In the fifth part of our series on “Introduction to shareholder’s agreement”, we present to you clauses on Voting Rights

A shareholder agreement has the power to limit the possibility of an oppressive conduct and provide a fair resolution of shareholder disputes with Voting Rights clauses.

A voting right is the right of a stockholder to vote on who will make up the board of directors and on matters of corporate policy, including decisions on issuing securities, initiating corporate actions and making substantial changes in the corporation’s operations. It is common for shareholders to voice their vote by proxy by mailing in their response.

Cumulative voting allows minority shareholders to amass their votes to accomplish greater power in the selection of directors.
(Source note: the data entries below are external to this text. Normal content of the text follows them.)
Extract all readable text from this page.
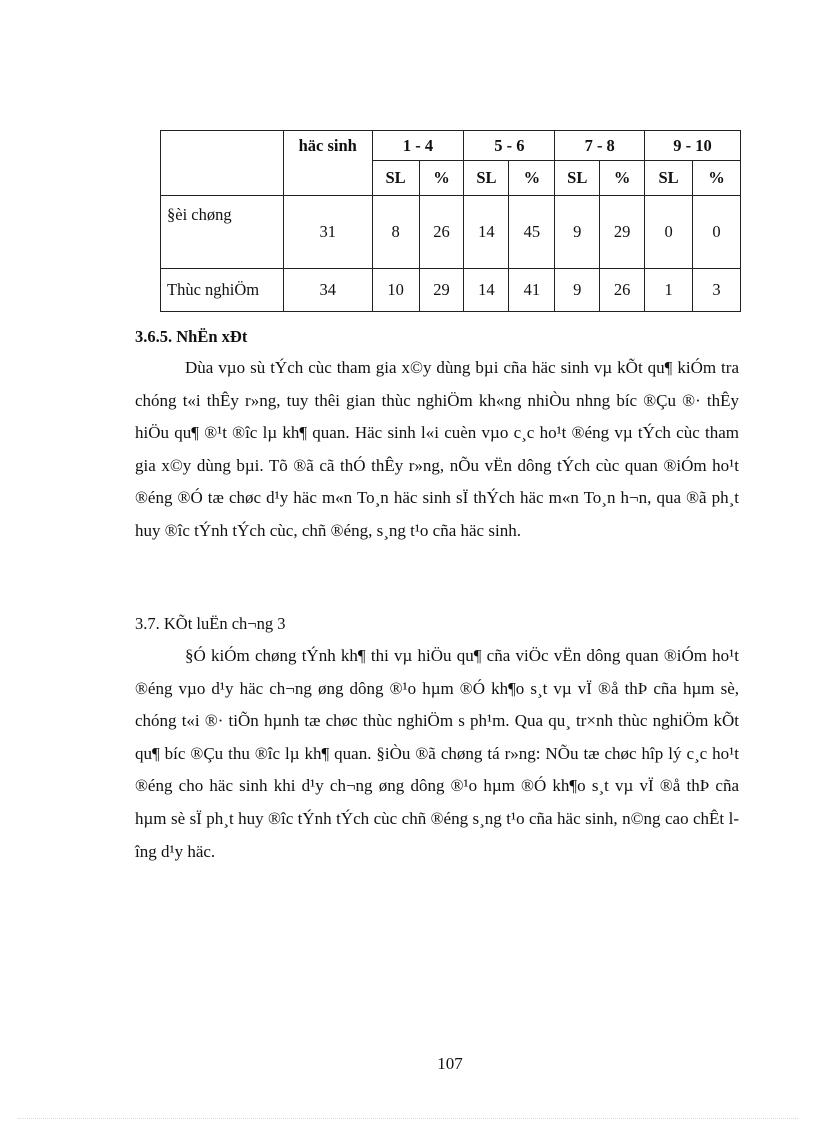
	häc sinh	1 - 4		5 - 6		7 - 8		9 - 10	
		SL	%	SL	%	SL	%	SL	%
§èi chøng	31	8	26	14	45	9	29	0	0
Thùc nghiÖm	34	10	29	14	41	9	26	1	3
3.6.5. NhËn xÐt

Dùa vµo sù tÝch cùc tham gia x©y dùng bµi cña häc sinh vµ kÕt qu¶ kiÓm tra chóng t«i thÊy r»ng, tuy thêi gian thùc nghiÖm kh«ng nhiÒu nhng bíc ®Çu ®· thÊy hiÖu qu¶ ®¹t ®îc lµ kh¶ quan. Häc sinh l«i cuèn vµo c¸c ho¹t ®éng vµ tÝch cùc tham gia x©y dùng bµi. Tõ ®ã cã thÓ thÊy r»ng, nÕu vËn dông tÝch cùc quan ®iÓm ho¹t ®éng ®Ó tæ chøc d¹y häc m«n To¸n häc sinh sÏ thÝch häc m«n To¸n h¬n, qua ®ã ph¸t huy ®îc tÝnh tÝch cùc, chñ ®éng, s¸ng t¹o cña häc sinh.

3.7. KÕt luËn ch¬ng 3

§Ó kiÓm chøng tÝnh kh¶ thi vµ hiÖu qu¶ cña viÖc vËn dông quan ®iÓm ho¹t ®éng vµo d¹y häc ch¬ng øng dông ®¹o hµm ®Ó kh¶o s¸t vµ vÏ ®å thÞ cña hµm sè, chóng t«i ®· tiÕn hµnh tæ chøc thùc nghiÖm s ph¹m. Qua qu¸ tr×nh thùc nghiÖm kÕt qu¶ bíc ®Çu thu ®îc lµ kh¶ quan. §iÒu ®ã chøng tá r»ng: NÕu tæ chøc hîp lý c¸c ho¹t ®éng cho häc sinh khi d¹y ch¬ng øng dông ®¹o hµm ®Ó kh¶o s¸t vµ vÏ ®å thÞ cña hµm sè sÏ ph¸t huy ®îc tÝnh tÝch cùc chñ ®éng s¸ng t¹o cña häc sinh, n©ng cao chÊt lîng d¹y häc.

107
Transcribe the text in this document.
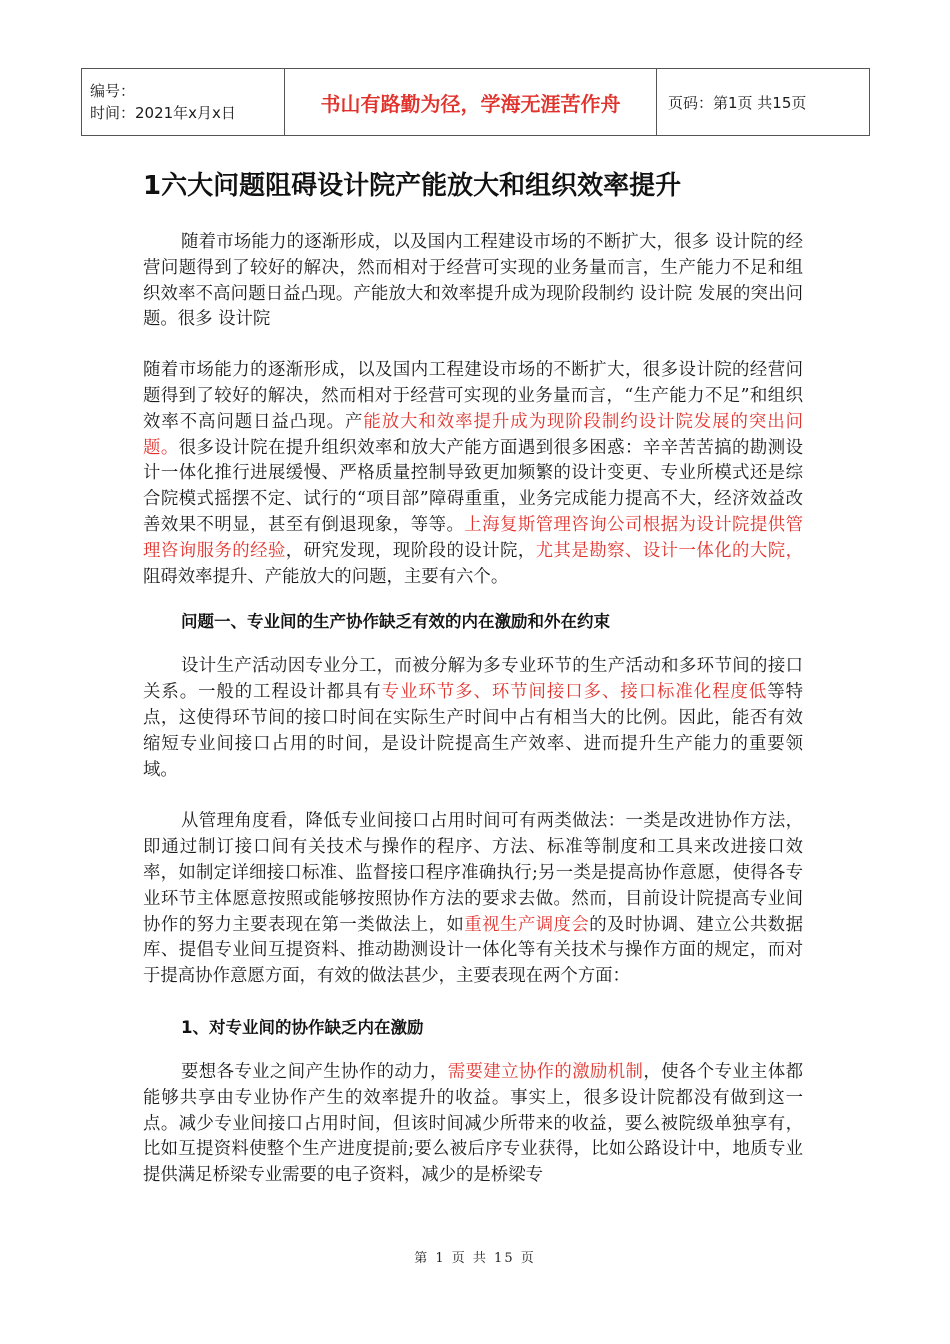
编号：
时间：2021年x月x日	书山有路勤为径，学海无涯苦作舟	页码：第1页 共15页
1六大问题阻碍设计院产能放大和组织效率提升

随着市场能力的逐渐形成，以及国内工程建设市场的不断扩大，很多 设计院的经营问题得到了较好的解决，然而相对于经营可实现的业务量而言，生产能力不足和组织效率不高问题日益凸现。产能放大和效率提升成为现阶段制约 设计院 发展的突出问题。很多 设计院

随着市场能力的逐渐形成，以及国内工程建设市场的不断扩大，很多设计院的经营问题得到了较好的解决，然而相对于经营可实现的业务量而言，“生产能力不足”和组织效率不高问题日益凸现。产能放大和效率提升成为现阶段制约设计院发展的突出问题。很多设计院在提升组织效率和放大产能方面遇到很多困惑：辛辛苦苦搞的勘测设计一体化推行进展缓慢、严格质量控制导致更加频繁的设计变更、专业所模式还是综合院模式摇摆不定、试行的“项目部”障碍重重，业务完成能力提高不大，经济效益改善效果不明显，甚至有倒退现象，等等。上海复斯管理咨询公司根据为设计院提供管理咨询服务的经验，研究发现，现阶段的设计院，尤其是勘察、设计一体化的大院，阻碍效率提升、产能放大的问题，主要有六个。

问题一、专业间的生产协作缺乏有效的内在激励和外在约束

设计生产活动因专业分工，而被分解为多专业环节的生产活动和多环节间的接口关系。一般的工程设计都具有专业环节多、环节间接口多、接口标准化程度低等特点，这使得环节间的接口时间在实际生产时间中占有相当大的比例。因此，能否有效缩短专业间接口占用的时间，是设计院提高生产效率、进而提升生产能力的重要领域。

从管理角度看，降低专业间接口占用时间可有两类做法：一类是改进协作方法，即通过制订接口间有关技术与操作的程序、方法、标准等制度和工具来改进接口效率，如制定详细接口标准、监督接口程序准确执行;另一类是提高协作意愿，使得各专业环节主体愿意按照或能够按照协作方法的要求去做。然而，目前设计院提高专业间协作的努力主要表现在第一类做法上，如重视生产调度会的及时协调、建立公共数据库、提倡专业间互提资料、推动勘测设计一体化等有关技术与操作方面的规定，而对于提高协作意愿方面，有效的做法甚少，主要表现在两个方面：

1、对专业间的协作缺乏内在激励

要想各专业之间产生协作的动力，需要建立协作的激励机制，使各个专业主体都能够共享由专业协作产生的效率提升的收益。事实上，很多设计院都没有做到这一点。减少专业间接口占用时间，但该时间减少所带来的收益，要么被院级单独享有，比如互提资料使整个生产进度提前;要么被后序专业获得，比如公路设计中，地质专业提供满足桥梁专业需要的电子资料，减少的是桥梁专

第 1 页 共 15 页
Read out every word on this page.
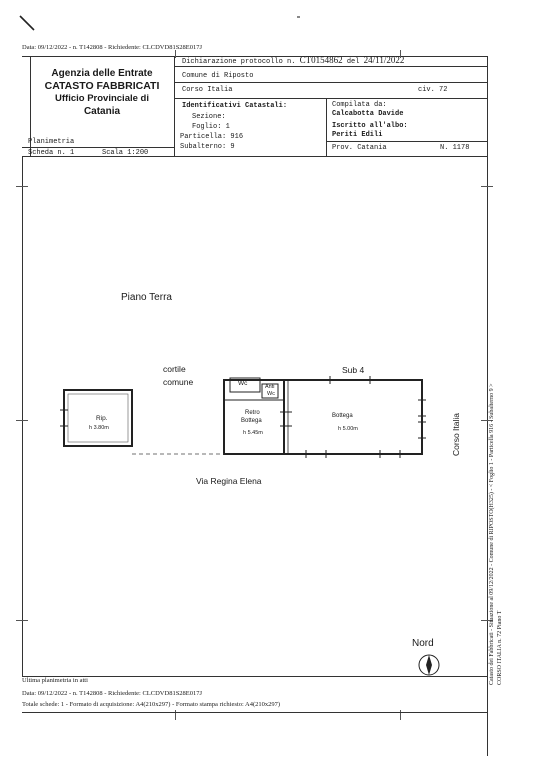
Data: 09/12/2022 - n. T142808 - Richiedente: CLCDVD81S28E017J
Agenzia delle Entrate
CATASTO FABBRICATI
Ufficio Provinciale di
Catania
Dichiarazione protocollo n. CT0154862 del 24/11/2022
Comune di Riposto
Corso Italia	civ. 72
Identificativi Catastali:
Sezione:
Foglio: 1
Particella: 916
Subalterno: 9
Compilata da:
Calcabotta Davide
Iscritto all'albo:
Periti Edili
Prov. Catania	N. 1178
Planimetria
Scheda n. 1	Scala 1:200
Piano Terra
cortile
comune
Sub 4
Rip.
h 3.80m
Wc	Anti
Wc
Retro
Bottega
h 5.45m
Bottega
h 5.00m
Via Regina Elena
Corso Italia
Nord	Catasto dei Fabbricati - Situazione al 09/12/2022 - Comune di RIPOSTO(H325) - < Foglio 1 - Particella 916 - Subalterno 9 > CORSO ITALIA n. 72 Piano T
Ultima planimetria in atti
Data: 09/12/2022 - n. T142808 - Richiedente: CLCDVD81S28E017J
Totale schede: 1 - Formato di acquisizione: A4(210x297) - Formato stampa richiesto: A4(210x297)
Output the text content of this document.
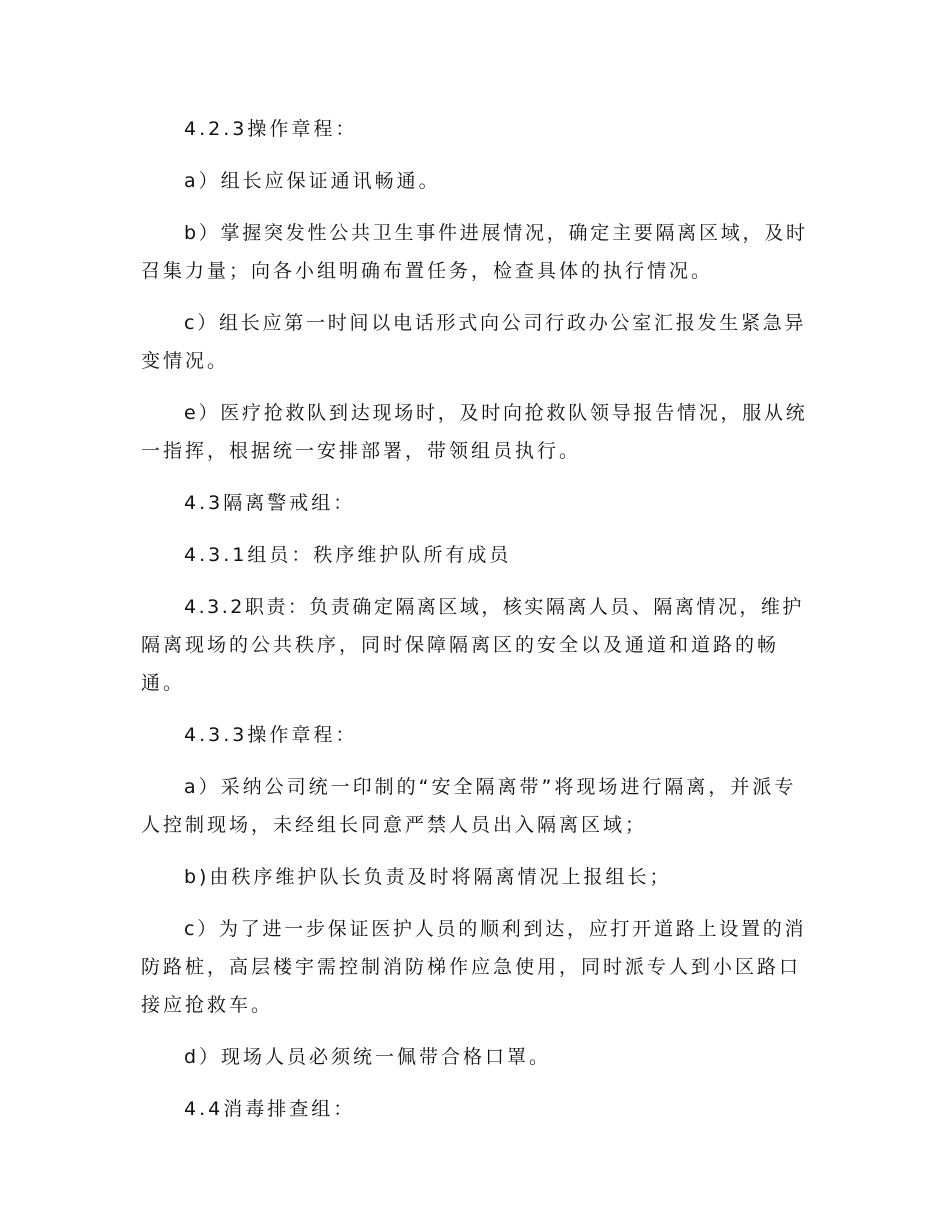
4.2.3操作章程：
a）组长应保证通讯畅通。
b）掌握突发性公共卫生事件进展情况，确定主要隔离区域，及时
召集力量；向各小组明确布置任务，检查具体的执行情况。
c）组长应第一时间以电话形式向公司行政办公室汇报发生紧急异
变情况。
e）医疗抢救队到达现场时，及时向抢救队领导报告情况，服从统
一指挥，根据统一安排部署，带领组员执行。
4.3隔离警戒组：
4.3.1组员：秩序维护队所有成员
4.3.2职责：负责确定隔离区域，核实隔离人员、隔离情况，维护
隔离现场的公共秩序，同时保障隔离区的安全以及通道和道路的畅
通。
4.3.3操作章程：
a）采纳公司统一印制的“安全隔离带”将现场进行隔离，并派专
人控制现场，未经组长同意严禁人员出入隔离区域；
b)由秩序维护队长负责及时将隔离情况上报组长；
c）为了进一步保证医护人员的顺利到达，应打开道路上设置的消
防路桩，高层楼宇需控制消防梯作应急使用，同时派专人到小区路口
接应抢救车。
d）现场人员必须统一佩带合格口罩。
4.4消毒排查组：
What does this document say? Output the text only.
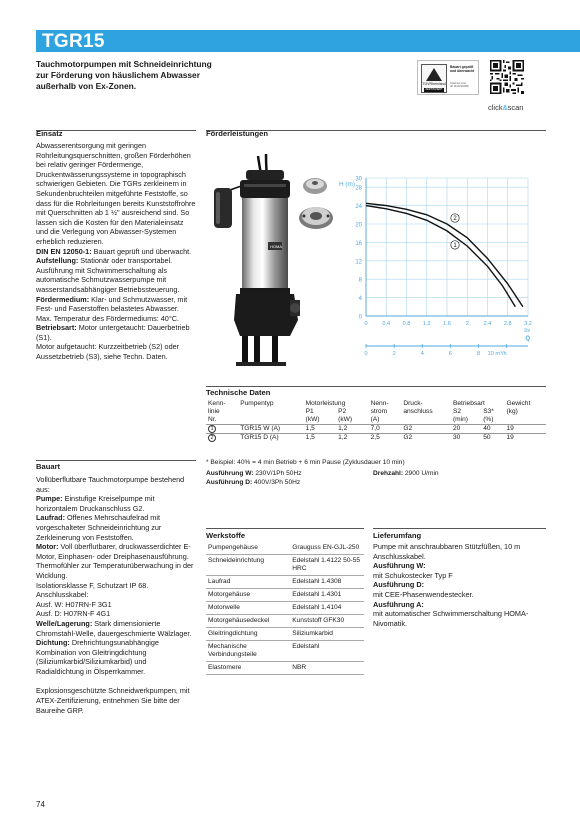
TGR15
Tauchmotorpumpen mit Schneideinrichtung
zur Förderung von häuslichem Abwasser
außerhalb von Ex-Zonen.	TÜVRheinland
ZERTIFIZIERT
Bauart geprüft
und überwacht
www.tuv.com
ID 1111203496
click&scan
Einsatz	Förderleistungen

Abwasserentsorgung mit geringen Rohrleitungsquerschnitten, großen Förderhöhen bei relativ geringer Fördermenge, Druckentwässerungssysteme in topographisch schwierigen Gebieten. Die TGRs zerkleinern in Sekundenbruchteilen mitgeführte Feststoffe, so dass für die Rohrleitungen bereits Kunststoffrohre mit Querschnitten ab 1 ½" ausreichend sind. So lassen sich die Kosten für den Materialeinsatz und die Verlegung von Abwasser-Systemen erheblich reduzieren.

DIN EN 12050-1: Bauart geprüft und überwacht.

Aufstellung: Stationär oder transportabel. Ausführung mit Schwimmerschaltung als automatische Schmutzwasserpumpe mit wasserstandsabhängiger Betriebssteuerung.

Fördermedium: Klar- und Schmutzwasser, mit Fest- und Faserstoffen belastetes Abwasser. Max. Temperatur des Fördermediums: 40°C.

Betriebsart: Motor untergetaucht: Dauerbetrieb (S1).

Motor aufgetaucht: Kurzzeitbetrieb (S2) oder Aussetzbetrieb (S3), siehe Techn. Daten.

Bauart

Vollüberflutbare Tauchmotorpumpe bestehend aus:

Pumpe: Einstufige Kreiselpumpe mit horizontalem Druckanschluss G2.

Laufrad: Offenes Mehrschaufelrad mit vorgeschalteter Schneideinrichtung zur Zerkleinerung von Feststoffen.

Motor: Voll überflutbarer, druckwasserdichter E-Motor, Einphasen- oder Dreiphasenausführung. Thermofühler zur Temperaturüberwachung in der Wicklung.

Isolationsklasse F, Schutzart IP 68.

Anschlusskabel:

Ausf. W: H07RN-F 3G1

Ausf. D: H07RN-F 4G1

Welle/Lagerung: Stark dimensionierte Chromstahl-Welle, dauergeschmierte Wälzlager.

Dichtung: Drehrichtungsunabhängige Kombination von Gleitringdichtung (Siliziumkarbid/Siliziumkarbid) und Radialdichtung in Ölsperrkammer.

Explosionsgeschützte Schneidwerkpumpen, mit ATEX-Zertifizierung, entnehmen Sie bitte der Baureihe GRP.

HOMA
30
28
24
20
16
12
8
4
0
0	0.4 0.8 1.2 1.6	2	2.4 2.8 3.2
H (m)
l/s
Q
0	2	4	6	8 10 m³/h
1
2
Technische Daten
Kenn-	Pumpentyp	Motorleistung		Nenn-	Druck-	Betriebsart		Gewicht
linie		P1	P2	strom	anschluss	S2	S3*	(kg)
Nr.		(kW)	(kW)	(A)		(min)	(%)	
1	TGR15 W (A)	1,5	1,2	7,0	G2	20	40	19
2	TGR15 D (A)	1,5	1,2	2,5	G2	30	50	19
* Beispiel: 40% = 4 min Betrieb + 6 min Pause (Zyklusdauer 10 min)
Ausführung W: 230V/1Ph 50Hz
Ausführung D: 400V/3Ph 50Hz
Drehzahl: 2900 U/min
Werkstoffe
Pumpengehäuse	Grauguss EN-GJL-250
Schneideinrichtung	Edelstahl 1.4122 50-55 HRC
Laufrad	Edelstahl 1.4308
Motorgehäuse	Edelstahl 1.4301
Motorwelle	Edelstahl 1.4104
Motorgehäusedeckel	Kunststoff GFK30
Gleitringdichtung	Siliziumkarbid
Mechanische Verbindungsteile	Edelstahl
Elastomere	NBR
Lieferumfang

Pumpe mit anschraubbaren Stützfüßen, 10 m Anschlusskabel.

Ausführung W:

mit Schukostecker Typ F

Ausführung D:

mit CEE-Phasenwendestecker.

Ausführung A:

mit automatischer Schwimmerschaltung HOMA-Nivomatik.

74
Depending on the distribution of shares, cumulative voting can give a minority shareholder with a fairly substantial interest to ensure a place on the board.

Shareholders may assign their rights to vote to another party without giving up the shares. The person or entity given the proxy may vote without consulting the shareholder. In certain extreme cases, a company or person may pay for proxies as a means of collecting a sufficient number and changing the existing management team.

Two people pool their complimentary talent, skills and resources to create a start up with an equally distributed shareholding pattern. In due course, disagreements materialise and decisions cannot be made. The startup becomes deadlocked. Although operations continue, the deadlock hinders performance. Growth is muted whilst profitable opportunities are lost.

A well-drafted shareholders agreement will usually have a deadlock resolution clause that sets out the framework to resolve such impending dispute. An appropriate dispute resolution and deadlock provisions can resolve the problem and avoid an untimely demise of the start up. There are a number of mechanisms that can be adopted to resolve deadlock:

  • Auction: In an auction, the initiating party will inform the other(s) its intent to acquire their shares. The receiving party has to decide within a certain period and either assent or counter with an offer to buy the initiating party’s shares. If the other party also wishes to buy, both parties will participate. It works when the parties are of equitable financial strength.
  • Buy Out: It involves quick buy-out of a shareholder by the other parties. It is more likely linked to the non-performance by a party, thereby giving the non-defaulting parties the right to acquire the defaulter’s shares. The buy-out is at a price evaluated by reference to a pre-determined formula.
  • Put and Call: A Put option enables a shareholder to require another shareholder to purchase its shares at a certain price. Put options may be beneficial for a minority shareholder who believes certain events may weaken its position. A Call option allows a shareholder to compel the other shareholder(s) to sell their shares. Call options may be preferred by a majority shareholder who wants to take a certain course of action which may otherwise be impeded by a minority shareholder. The agreement should clearly specify at the outset the timing, trigger, process, and price to exercise the option.
  • Liquidation: The parties may wish to provide for a regime that requires the shareholders to liquidate the company in the event of a deadlock and to share the costs and expense of so doing. However, liquidation may not be attractive if a large element of the value of the business is “goodwill” and depends heavily on its continuing as a going concern.

Selection of a mechanism should be relevant to the context, i.e. appropriate in the prevalent circumstances. It is recommended to invest considerable time initially to consider the terms of a shareholder agreement that deal with a deadlock. This way a resolution can be reached quickly without a prolonged dispute, allowing the startup to progress.